Morning Preview Links

Earnings of Note
Company/Estimate
  • (COO)/1.29
  • (ULTA)/.51
  • (MFRM)/.28
  • (NAV)/-1.41
  • (HOV)/-.14
Economic Releases
8:15 am EST

  • ADP Employment Change for August is estimated to fall to 140K versus 163K in July.

8:30 am EST

  • Initial Jobless Claims are estimated to fall to 370K versus 374K the prior week.
  • Continuing Claims are estimated to fall to 3315K versus 3316K prior.

10:00 am EST

  • ISM Non-Manufacturing for August is estimated to fall to 52.5 versus 52.6 in July.

11:00 am EST

  • Bloomberg consensus estimates call for a weekly crude oil inventory decline of -4,950,000 barrels versus a +3,778,000 barrel gain the prior week. Distillate supplies are estimated to fall by -1,550,000 barrels versus a +873,000 barrel gain the prior week. Gasoline inventories are estimated to fall by -3,000,000 barrels versus a -1,509,000 barrel decline the prior week.
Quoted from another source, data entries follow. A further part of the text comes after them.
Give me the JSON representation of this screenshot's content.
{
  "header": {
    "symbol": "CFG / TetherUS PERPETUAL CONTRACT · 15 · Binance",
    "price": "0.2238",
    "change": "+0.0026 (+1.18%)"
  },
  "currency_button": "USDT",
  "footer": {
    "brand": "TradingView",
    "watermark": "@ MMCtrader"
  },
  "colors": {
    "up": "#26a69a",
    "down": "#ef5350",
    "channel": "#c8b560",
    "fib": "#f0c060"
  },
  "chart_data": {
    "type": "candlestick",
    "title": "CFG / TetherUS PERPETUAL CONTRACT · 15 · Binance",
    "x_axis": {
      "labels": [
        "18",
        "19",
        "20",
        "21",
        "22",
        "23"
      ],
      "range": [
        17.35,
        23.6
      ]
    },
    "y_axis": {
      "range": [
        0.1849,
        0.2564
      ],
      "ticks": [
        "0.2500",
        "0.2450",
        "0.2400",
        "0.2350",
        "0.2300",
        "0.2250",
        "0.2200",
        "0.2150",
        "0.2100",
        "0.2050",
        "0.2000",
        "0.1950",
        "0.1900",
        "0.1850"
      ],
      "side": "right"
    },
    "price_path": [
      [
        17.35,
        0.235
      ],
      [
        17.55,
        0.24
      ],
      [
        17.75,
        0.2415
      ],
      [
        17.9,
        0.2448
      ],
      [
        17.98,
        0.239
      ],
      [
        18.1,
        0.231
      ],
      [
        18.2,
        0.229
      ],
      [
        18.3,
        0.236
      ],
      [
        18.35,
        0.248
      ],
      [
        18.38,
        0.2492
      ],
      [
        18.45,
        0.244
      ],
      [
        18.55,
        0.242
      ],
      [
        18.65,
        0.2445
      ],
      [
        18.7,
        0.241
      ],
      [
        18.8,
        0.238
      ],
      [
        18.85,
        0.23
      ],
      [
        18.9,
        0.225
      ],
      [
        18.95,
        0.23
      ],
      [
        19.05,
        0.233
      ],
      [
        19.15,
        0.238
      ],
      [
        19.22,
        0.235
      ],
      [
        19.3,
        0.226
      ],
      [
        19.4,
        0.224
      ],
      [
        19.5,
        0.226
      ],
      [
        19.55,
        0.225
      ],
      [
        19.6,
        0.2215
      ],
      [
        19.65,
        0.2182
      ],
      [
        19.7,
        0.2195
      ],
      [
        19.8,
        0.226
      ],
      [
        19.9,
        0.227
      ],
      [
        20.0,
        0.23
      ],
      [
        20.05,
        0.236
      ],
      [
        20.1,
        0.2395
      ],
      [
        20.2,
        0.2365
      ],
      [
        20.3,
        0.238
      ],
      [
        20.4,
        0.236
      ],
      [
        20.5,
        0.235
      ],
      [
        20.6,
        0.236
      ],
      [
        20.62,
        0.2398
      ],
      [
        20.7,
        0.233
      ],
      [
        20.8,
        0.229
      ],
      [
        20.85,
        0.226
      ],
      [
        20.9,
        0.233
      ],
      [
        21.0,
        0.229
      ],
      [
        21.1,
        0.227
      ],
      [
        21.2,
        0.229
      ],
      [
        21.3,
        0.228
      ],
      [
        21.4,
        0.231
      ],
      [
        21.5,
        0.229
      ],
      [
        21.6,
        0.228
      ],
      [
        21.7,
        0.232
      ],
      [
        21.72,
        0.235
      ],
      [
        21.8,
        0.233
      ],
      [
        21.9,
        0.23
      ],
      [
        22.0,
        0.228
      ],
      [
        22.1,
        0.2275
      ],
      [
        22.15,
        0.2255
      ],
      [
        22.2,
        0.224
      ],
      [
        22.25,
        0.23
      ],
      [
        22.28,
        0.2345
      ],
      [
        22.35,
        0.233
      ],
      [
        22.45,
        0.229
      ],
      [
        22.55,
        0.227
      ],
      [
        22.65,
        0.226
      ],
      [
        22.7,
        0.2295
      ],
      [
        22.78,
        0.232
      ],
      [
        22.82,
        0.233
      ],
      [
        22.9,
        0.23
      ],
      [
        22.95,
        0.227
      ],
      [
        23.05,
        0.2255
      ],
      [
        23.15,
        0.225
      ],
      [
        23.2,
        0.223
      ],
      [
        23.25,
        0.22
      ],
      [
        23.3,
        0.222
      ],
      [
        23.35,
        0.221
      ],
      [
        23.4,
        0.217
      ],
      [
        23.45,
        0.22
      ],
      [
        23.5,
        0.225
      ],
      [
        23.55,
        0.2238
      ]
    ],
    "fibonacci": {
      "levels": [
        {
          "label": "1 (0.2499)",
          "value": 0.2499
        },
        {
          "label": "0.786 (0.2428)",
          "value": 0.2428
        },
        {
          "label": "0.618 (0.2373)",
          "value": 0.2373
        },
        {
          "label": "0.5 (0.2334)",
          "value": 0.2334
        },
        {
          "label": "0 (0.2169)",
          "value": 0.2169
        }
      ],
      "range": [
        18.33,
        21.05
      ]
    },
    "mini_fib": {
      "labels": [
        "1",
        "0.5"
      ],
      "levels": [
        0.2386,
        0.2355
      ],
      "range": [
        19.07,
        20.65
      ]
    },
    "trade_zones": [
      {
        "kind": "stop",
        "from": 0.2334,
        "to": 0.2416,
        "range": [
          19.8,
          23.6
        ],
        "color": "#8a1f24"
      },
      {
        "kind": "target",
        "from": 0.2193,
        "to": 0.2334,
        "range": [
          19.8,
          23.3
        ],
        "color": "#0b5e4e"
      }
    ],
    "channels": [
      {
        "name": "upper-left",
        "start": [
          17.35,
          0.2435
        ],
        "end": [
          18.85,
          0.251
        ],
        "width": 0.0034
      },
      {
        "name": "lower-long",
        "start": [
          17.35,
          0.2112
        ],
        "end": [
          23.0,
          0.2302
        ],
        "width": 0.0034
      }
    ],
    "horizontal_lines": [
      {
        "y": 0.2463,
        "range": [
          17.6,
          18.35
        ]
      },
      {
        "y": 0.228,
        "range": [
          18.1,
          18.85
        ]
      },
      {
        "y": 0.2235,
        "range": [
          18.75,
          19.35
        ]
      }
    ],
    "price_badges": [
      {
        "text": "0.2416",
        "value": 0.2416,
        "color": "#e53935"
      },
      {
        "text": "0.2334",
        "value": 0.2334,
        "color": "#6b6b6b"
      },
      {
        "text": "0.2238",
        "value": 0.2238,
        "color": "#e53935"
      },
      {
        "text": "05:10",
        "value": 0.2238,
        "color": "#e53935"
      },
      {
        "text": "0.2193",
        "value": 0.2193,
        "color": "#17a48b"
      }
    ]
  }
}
Finally, Refinery Utilization is estimated to fall by -1.5% versus unch. the prior week.

Upcoming Splits

  • None of note

Other Potential Market Movers

  • The ECB rate decision, Spanish/French bond auctions, Eurozone GDP data, Challenger Job Cuts report for August, ICSC Chain Store Sales report for August, BoE rate decision, Australia trade data, OECD economic outlook, weekly Bloomberg Consumer Comfort Index, (SYK) analyst meeting and the (QLGC) analyst day could also impact trading today.
BOTTOM LINE: Asian indices are mostly lower, weighed down by industrial and technology shares in the region. I expect US stocks to open modestly higher and to weaken into the afternoon, finishing modestly lower. The Portfolio is 50% net long heading into the day.